In the West, the turn toward fiscal activism reflects widespread recognition that monetary activism has outlived its usefulness, at least at the margin. To be sure, central banks technically should do whatever it takes to meet their inflation targets; but excessive quantitative easing has imposed high costs, and seems to have favored the few at the expense of the many.
With monetary activism past its sell-by date, an active fiscal policy that includes stronger infrastructure spending is one of the only remaining options. But it is not a free lunch, as many of its promoters often suggest, because policymakers cannot ignore the high levels of government debt across much of the developed world.
It will be interesting to see how Hammond navigates the path toward higher infrastructure spending, while sticking to the Conservative Party’s platform of fiscal responsibility. And in the US, if we look beyond the fog of election-season opprobrium, it appears that both sides are in favor of more infrastructure spending.

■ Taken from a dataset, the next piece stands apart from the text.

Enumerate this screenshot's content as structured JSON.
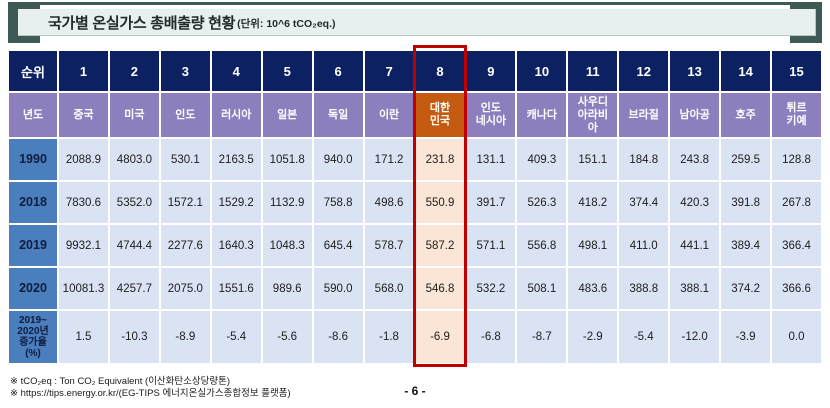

That being the case, the next US administration (regardless of who wins), together with a new UK leadership struggling to demonstrate its post-Brexit “openness,” should extend fiscal activism beyond domestic infrastructure to global development more generally. For example, with proper support, the World Bank could create new investment vehicles such as AMR or global-education bonds, which would support future development and salvage future global growth that may otherwise be lost.
The US and the UK both need to show that they can move beyond their highly sensitive – and, frankly, narrow-minded – domestic political issues. And they should remember that without the export markets that the BRICS and other emerging countries represent, all attempts to rebalance their economies will be in vain.